Certainly, these other added values, such as relationship building and networking, are undeniably valuable. But solo workers are nonetheless “certainly very effective through engagement and interaction purely via Zoom,” Saxon said.
“I think we can do things very, very effectively” without an office, Saxon said. But if, like Zoom Corporate, they decide to return to the office, it has to be deliberate and decision-makers have to show their work. “Thought is crucial,” he advised.
When the decision to return to the office was made, shortly after Saxon arrived, Zoom employees wanted to know the “why,” he recalls. So the team answered. “We had a good, honest conversation about our product, our customer base, and how we’re going to improve,” he said. “When we had a deeper discussion, we asked Zoom employees to tell us why they needed to work together.” laissez-faire “Our approach of coming in on certain days wasn’t optimized, and employees told us that. So we said, ‘Okay, let’s try this different model.’ I think it’s been a good success.”
Proximity bias can help, but it can’t always protect you
Another benefit of working alongside your boss: It can help new employees succeed, because the psychological impacts of face-to-face meetings are nearly impossible to replicate.Proximity bias “It’s a thing that exists,” Saxon acknowledged. “I think it’s our responsibility to make sure that we have a quality flow of information, so that things like asynchronous work can happen. We also need to make sure that we have some level of reporting and measurement.”

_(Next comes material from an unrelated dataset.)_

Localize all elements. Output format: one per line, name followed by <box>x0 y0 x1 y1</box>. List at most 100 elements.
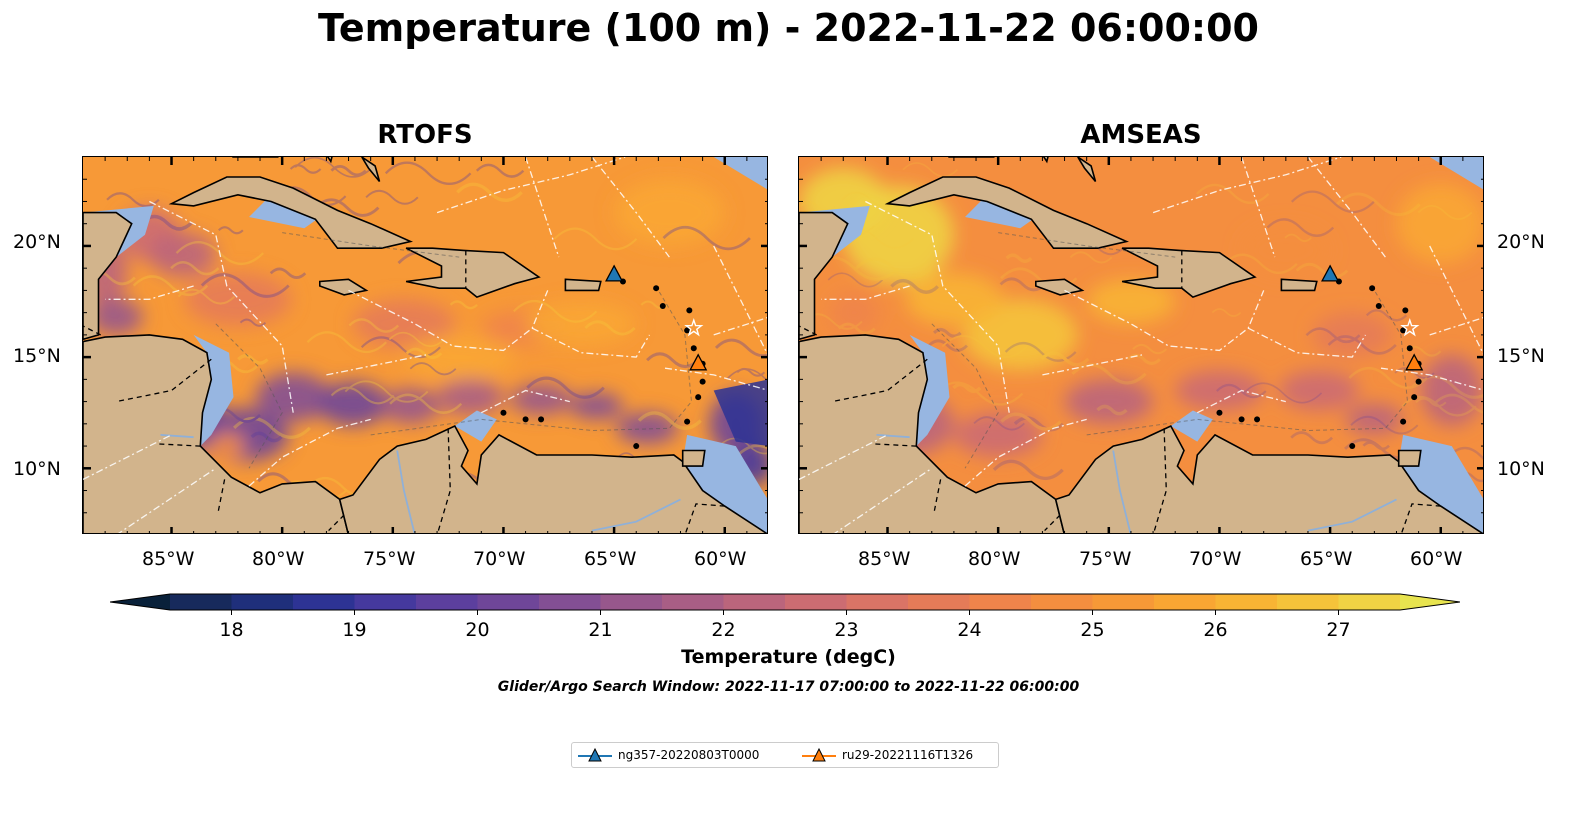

With these numbers in mind, remote workers in remote locations aren’t discriminated against when it comes to raises or promotions, or layoffs. Zoom has held several of these, including one in February which has reduced its workforce by almost 2%, according to CNBC.
In that regard, Mr. Saxon said the same rules of transparency apply. “It’s important to communicate the reasons why certain decisions have to be made. I think employees have come to expect that, and I think it’s a legitimate expectation,” he said. “They don’t always have to agree with it, but I think it’s really important to take the time to explain things. We’ve spent a lot of time on that, even when we’ve done layoffs.”
After the explaining comes the listening. “We needed to give people the means to express their feelings and be heard, that’s essential,” Saxon said. “I use the analogy that culture is like a garden. It constantly needs air, food, watering and refinement. Culture is an extremely nuanced but important thing that requires a thoughtful approach.”